Wajib pajak yang dikecualikan dalam peraturan ini adalah :

  1. Wajib Pajak bank;
  2. Wajib Pajak lembaga pembiayaan;
  3. Wajib Pajak asuransi dan reasuransi;
  4. Wajib Pajak yang menjalankan usaha di bidang pertambangan minyak dan gas bumi, pertambangan umum, dan pertambangan lainnya yang terikat kontrak bagi hasil, kontrak karya, atau perjanjian kerjasama pengusahaan pertambangan, dan dalam kontrak atau perjanjian dimaksud mengatur atau mencantumkan ketentuan mengenai batasan perbandingan antara utang dan modal; dan
  5. Wajib Pajak yang atas seluruh penghasilannya dikenai Pajak Penghasilan yang bersifat final berdasarkan peraturan perundang-undangan tersendiri; dan
  6. Wajib Pajak yang menjalankan usaha di bidang infrastruktur.
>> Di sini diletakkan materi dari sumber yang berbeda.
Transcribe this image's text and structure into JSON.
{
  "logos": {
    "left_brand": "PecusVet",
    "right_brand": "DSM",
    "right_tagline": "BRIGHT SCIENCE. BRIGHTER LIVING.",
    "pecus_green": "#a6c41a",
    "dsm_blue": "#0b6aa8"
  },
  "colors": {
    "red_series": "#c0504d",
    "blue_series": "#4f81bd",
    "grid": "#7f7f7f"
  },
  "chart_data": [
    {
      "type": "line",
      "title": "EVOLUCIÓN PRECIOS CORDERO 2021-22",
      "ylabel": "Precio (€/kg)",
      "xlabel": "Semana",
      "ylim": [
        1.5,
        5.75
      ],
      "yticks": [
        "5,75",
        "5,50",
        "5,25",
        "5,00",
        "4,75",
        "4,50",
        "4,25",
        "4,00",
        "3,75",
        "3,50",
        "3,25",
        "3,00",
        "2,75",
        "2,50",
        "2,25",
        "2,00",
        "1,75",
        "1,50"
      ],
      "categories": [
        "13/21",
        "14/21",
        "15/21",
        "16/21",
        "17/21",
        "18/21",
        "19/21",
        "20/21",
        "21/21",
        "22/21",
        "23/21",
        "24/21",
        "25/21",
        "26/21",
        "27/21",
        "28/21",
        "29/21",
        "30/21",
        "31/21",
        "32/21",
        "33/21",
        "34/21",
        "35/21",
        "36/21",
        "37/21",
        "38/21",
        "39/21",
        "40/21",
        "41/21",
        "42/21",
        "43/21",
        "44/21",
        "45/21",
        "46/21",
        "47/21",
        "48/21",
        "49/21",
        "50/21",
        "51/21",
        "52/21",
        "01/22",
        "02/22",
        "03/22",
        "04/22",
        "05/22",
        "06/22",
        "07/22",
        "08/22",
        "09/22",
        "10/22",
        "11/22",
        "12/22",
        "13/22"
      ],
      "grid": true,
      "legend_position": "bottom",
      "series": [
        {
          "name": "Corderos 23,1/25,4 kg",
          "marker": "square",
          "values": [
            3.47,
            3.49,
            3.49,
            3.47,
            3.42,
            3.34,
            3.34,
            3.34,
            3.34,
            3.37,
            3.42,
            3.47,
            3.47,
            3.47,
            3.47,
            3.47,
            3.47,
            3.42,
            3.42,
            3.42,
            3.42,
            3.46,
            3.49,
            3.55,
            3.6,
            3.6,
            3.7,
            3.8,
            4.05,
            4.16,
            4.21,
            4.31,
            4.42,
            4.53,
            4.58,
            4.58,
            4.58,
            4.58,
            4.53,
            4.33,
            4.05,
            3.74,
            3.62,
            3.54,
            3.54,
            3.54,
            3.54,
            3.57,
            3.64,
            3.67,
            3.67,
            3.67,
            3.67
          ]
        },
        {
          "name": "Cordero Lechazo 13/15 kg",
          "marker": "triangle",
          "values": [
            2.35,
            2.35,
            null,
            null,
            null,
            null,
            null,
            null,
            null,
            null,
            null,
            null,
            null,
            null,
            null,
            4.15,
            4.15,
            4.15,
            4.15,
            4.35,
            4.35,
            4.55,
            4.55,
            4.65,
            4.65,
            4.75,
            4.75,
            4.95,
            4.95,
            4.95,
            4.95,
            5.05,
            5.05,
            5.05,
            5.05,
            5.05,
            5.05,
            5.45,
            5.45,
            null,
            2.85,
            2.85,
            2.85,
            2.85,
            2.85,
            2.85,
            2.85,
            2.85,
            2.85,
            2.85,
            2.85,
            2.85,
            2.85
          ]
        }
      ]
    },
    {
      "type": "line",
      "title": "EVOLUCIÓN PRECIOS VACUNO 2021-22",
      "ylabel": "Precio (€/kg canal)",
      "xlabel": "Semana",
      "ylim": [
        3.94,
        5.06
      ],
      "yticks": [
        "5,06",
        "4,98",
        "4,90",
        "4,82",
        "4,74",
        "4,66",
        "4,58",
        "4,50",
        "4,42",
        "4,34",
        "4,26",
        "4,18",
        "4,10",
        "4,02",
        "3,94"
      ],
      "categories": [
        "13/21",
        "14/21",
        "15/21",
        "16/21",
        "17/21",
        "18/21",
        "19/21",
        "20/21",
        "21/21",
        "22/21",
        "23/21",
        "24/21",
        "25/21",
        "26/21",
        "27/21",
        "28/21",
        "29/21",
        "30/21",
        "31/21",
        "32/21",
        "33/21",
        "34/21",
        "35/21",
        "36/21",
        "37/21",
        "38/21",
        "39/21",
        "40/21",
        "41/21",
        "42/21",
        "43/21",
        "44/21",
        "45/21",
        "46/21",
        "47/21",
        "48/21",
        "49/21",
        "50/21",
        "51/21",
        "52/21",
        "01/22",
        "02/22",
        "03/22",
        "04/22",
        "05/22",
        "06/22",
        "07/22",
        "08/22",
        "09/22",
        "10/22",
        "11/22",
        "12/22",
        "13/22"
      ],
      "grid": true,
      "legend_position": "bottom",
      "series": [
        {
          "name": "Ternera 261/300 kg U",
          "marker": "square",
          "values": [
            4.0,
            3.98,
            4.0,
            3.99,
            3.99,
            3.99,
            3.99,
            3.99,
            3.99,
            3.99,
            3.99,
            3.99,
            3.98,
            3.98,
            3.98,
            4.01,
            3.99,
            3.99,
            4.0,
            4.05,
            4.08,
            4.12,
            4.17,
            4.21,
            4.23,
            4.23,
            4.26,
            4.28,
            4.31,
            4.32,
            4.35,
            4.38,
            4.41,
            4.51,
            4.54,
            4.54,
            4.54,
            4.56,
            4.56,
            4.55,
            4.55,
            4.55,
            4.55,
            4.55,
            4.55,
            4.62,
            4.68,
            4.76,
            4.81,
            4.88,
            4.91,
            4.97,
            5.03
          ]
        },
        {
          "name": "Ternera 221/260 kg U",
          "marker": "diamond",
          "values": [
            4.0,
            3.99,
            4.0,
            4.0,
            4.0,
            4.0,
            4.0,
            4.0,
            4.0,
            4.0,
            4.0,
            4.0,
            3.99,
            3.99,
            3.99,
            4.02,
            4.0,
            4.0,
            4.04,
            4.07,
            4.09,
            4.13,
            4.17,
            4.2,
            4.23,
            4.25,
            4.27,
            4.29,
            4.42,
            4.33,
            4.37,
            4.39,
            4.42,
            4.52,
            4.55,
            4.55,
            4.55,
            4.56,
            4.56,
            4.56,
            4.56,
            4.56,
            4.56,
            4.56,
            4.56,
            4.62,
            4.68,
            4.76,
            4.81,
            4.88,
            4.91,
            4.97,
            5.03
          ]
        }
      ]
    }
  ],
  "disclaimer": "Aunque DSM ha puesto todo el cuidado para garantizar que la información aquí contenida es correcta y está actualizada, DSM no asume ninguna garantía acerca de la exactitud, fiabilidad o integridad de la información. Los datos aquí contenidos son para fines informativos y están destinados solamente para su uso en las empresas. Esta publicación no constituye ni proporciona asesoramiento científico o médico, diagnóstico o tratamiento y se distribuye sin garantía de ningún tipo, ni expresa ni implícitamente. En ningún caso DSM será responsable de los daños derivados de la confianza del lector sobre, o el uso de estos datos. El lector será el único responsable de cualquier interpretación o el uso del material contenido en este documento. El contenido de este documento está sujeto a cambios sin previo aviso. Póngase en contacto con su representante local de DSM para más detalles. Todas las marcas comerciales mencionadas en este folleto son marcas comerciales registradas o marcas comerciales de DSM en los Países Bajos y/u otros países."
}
Untuk wajib pajak yang ingin memanfaatkan PMK ini, dapat melihat PER 25/PJ/2017 yang menetapkan Peraturan Direktur Jenderal Pajak Tentang Pelaksanaan Penentuan Besarnya Perbandingan Antara Utang Dan Modal Perusahaan Untuk Keperluan Penghitungan Pajak Penghasilan Dan Tata Cara Pelaporan Utang Swasta Luar Negeri.

Kesimpulan :

Kebijakan ini bertujuan agar kondisi keuangan perusahaan agar tetap sehat dan dana pengurang pajak penghasilan tersebut dapat dimanfaatkan perusahaan untuk membayar utangnya. Tujuan dibentuk nya rasio agar mengurangi tindakan kecurangan perusahaan yang mengakui ekuitas dan hutang fiktif yang dimanfaatkan untuk meningkatkan deductible expenses. Wajib pajak direkomendasikan untuk melakukan kebijakan tersebut, karena mengurangi beban pajak, sehingga perusahaan dapat menggunakan dana lebih nya untuk keperluan pembayaran hutang atau operasional perusahaan lainnya.